I have seen gender rights come a long way in the workplace and in what is considered acceptable for our children to use as toys, but I have to admit I draw the line at public schools being required to provide transgender toileting facilities. USA Today reports,
"The guidance doesn't have the force of law, but tells schools how the Department of Education intends to enforce Title IX in the future. And because Title IX is directly tied to federal education funding, the guidance carries an implied threat: Follow the federal guidelines or risk losing those funds."
So there's the rub: comply or lose the money. For those people in this country, me among them, who value my rights to make my own decisions, this smacks of coercion.
I'm not even going to attempt to explain my feelings on transgenderism, that's for another discussion at another time. let's just look at the implications here for my personal freedoms.
We are endowed by our Creator with these inalienable rights, among them life, liberty, and the pursuit of happiness, wrote Thomas Jefferson in 1776. As long as I don't bother you, you have no right to bother me.
The Ten Commandments are, like it or not, the foundation of many of the laws of man: Thou shalt not kill, thou shalt not take any gods before me, honour thy father and thy mother, thou shalt remember the Sabbath day and keep it holy. And to me, here's the kicker in the quagmire our government has created for itself:
Thou shalt not steal.
Yet the rights and freedoms of American citizenry are being gobbled up by Big Brother daily. Please show me, and perhaps the reader finds this a stretch, where God says with whom I may and not relieve my bodily functions based on their gender? And don't forget the ransom note to the public schools: or we can mess with your funding you need to keep your head above water.
I don't recall that tactic being used in the implementation of Brown v. Board of Education regarding racial integration. I need to study up on it, for sure, but I'd bet you the farm the Eisenhower Administration did not decree that if you don't racially balance the population of your student body you won't get federal education funds.
So let's take a fanciful turn of phrase and say that it's like the gangsters holding the control over the people who just want to do what they're intended to do, to get along and provide a service. But no, there are those kickbacks of whatever shape and form that railroad any potentially unwilling participant.
I despair for our nation.
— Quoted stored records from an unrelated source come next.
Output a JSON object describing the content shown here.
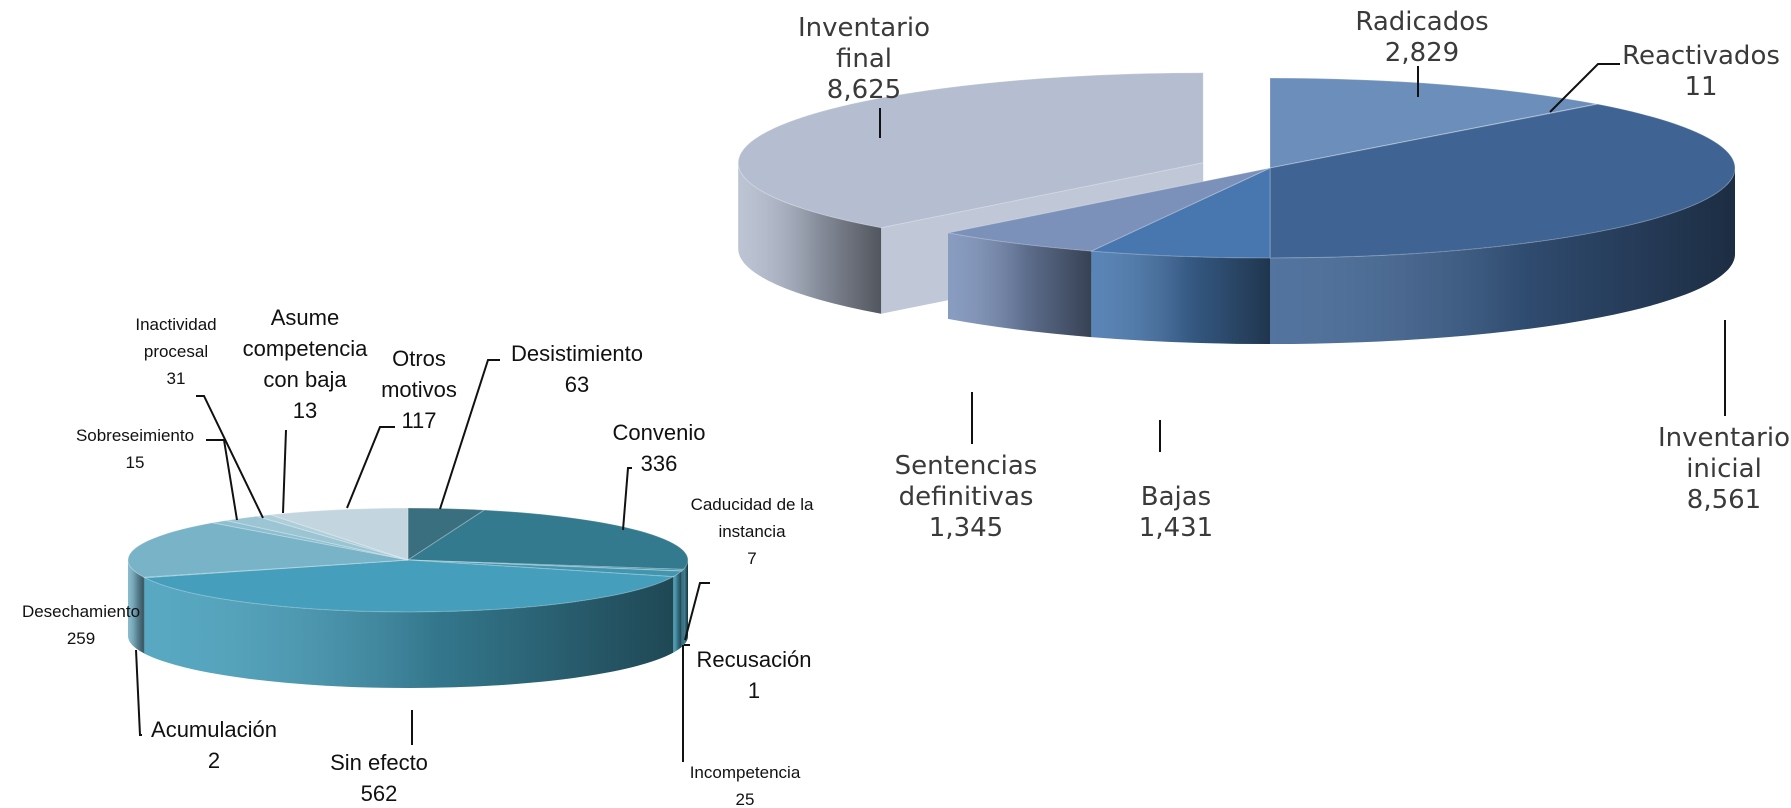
{
  "chart_data": [
    {
      "type": "pie",
      "style": "3d-exploded",
      "slices": [
        {
          "label": [
            "Radicados"
          ],
          "value": 2829,
          "value_text": "2,829",
          "color": "#6B8EBA"
        },
        {
          "label": [
            "Reactivados"
          ],
          "value": 11,
          "value_text": "11",
          "color": "#5A7EAE"
        },
        {
          "label": [
            "Inventario",
            "inicial"
          ],
          "value": 8561,
          "value_text": "8,561",
          "color": "#3F6494"
        },
        {
          "label": [
            "Bajas"
          ],
          "value": 1431,
          "value_text": "1,431",
          "color": "#4777AE"
        },
        {
          "label": [
            "Sentencias",
            "definitivas"
          ],
          "value": 1345,
          "value_text": "1,345",
          "color": "#7B91BA"
        },
        {
          "label": [
            "Inventario",
            "final"
          ],
          "value": 8625,
          "value_text": "8,625",
          "color": "#B5BED0"
        }
      ]
    },
    {
      "type": "pie",
      "style": "3d",
      "slices": [
        {
          "label": [
            "Desistimiento"
          ],
          "value": 63,
          "value_text": "63",
          "color": "#3A6F80"
        },
        {
          "label": [
            "Convenio"
          ],
          "value": 336,
          "value_text": "336",
          "color": "#347A8E"
        },
        {
          "label": [
            "Caducidad de la",
            "instancia"
          ],
          "value": 7,
          "value_text": "7",
          "color": "#3B8BA4"
        },
        {
          "label": [
            "Recusación"
          ],
          "value": 1,
          "value_text": "1",
          "color": "#3E91AB"
        },
        {
          "label": [
            "Incompetencia"
          ],
          "value": 25,
          "value_text": "25",
          "color": "#4195AF"
        },
        {
          "label": [
            "Sin efecto"
          ],
          "value": 562,
          "value_text": "562",
          "color": "#459FBC"
        },
        {
          "label": [
            "Acumulación"
          ],
          "value": 2,
          "value_text": "2",
          "color": "#4AA2BD"
        },
        {
          "label": [
            "Desechamiento"
          ],
          "value": 259,
          "value_text": "259",
          "color": "#79B3C8"
        },
        {
          "label": [
            "Sobreseimiento"
          ],
          "value": 15,
          "value_text": "15",
          "color": "#8DBFD0"
        },
        {
          "label": [
            "Inactividad",
            "procesal"
          ],
          "value": 31,
          "value_text": "31",
          "color": "#9CC5D3"
        },
        {
          "label": [
            "Asume",
            "competencia",
            "con baja"
          ],
          "value": 13,
          "value_text": "13",
          "color": "#AECFDA"
        },
        {
          "label": [
            "Otros",
            "motivos"
          ],
          "value": 117,
          "value_text": "117",
          "color": "#C3D6DF"
        }
      ]
    }
  ]
}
I weep for our freedoms lost, never to be regained; the changes demanded by Big Brother are smoothly packaged and easy to swallow if one doesn't think critically. Baa-baa, black sheep, have you any wool? Yes, sir, yes, sir, and Uncle Sam will give me whatever I want if I stand in line like the sheep to the slaughterhouse. I get pablum and he steals what generations of brave Americans have fought to protect: our rights and freedoms.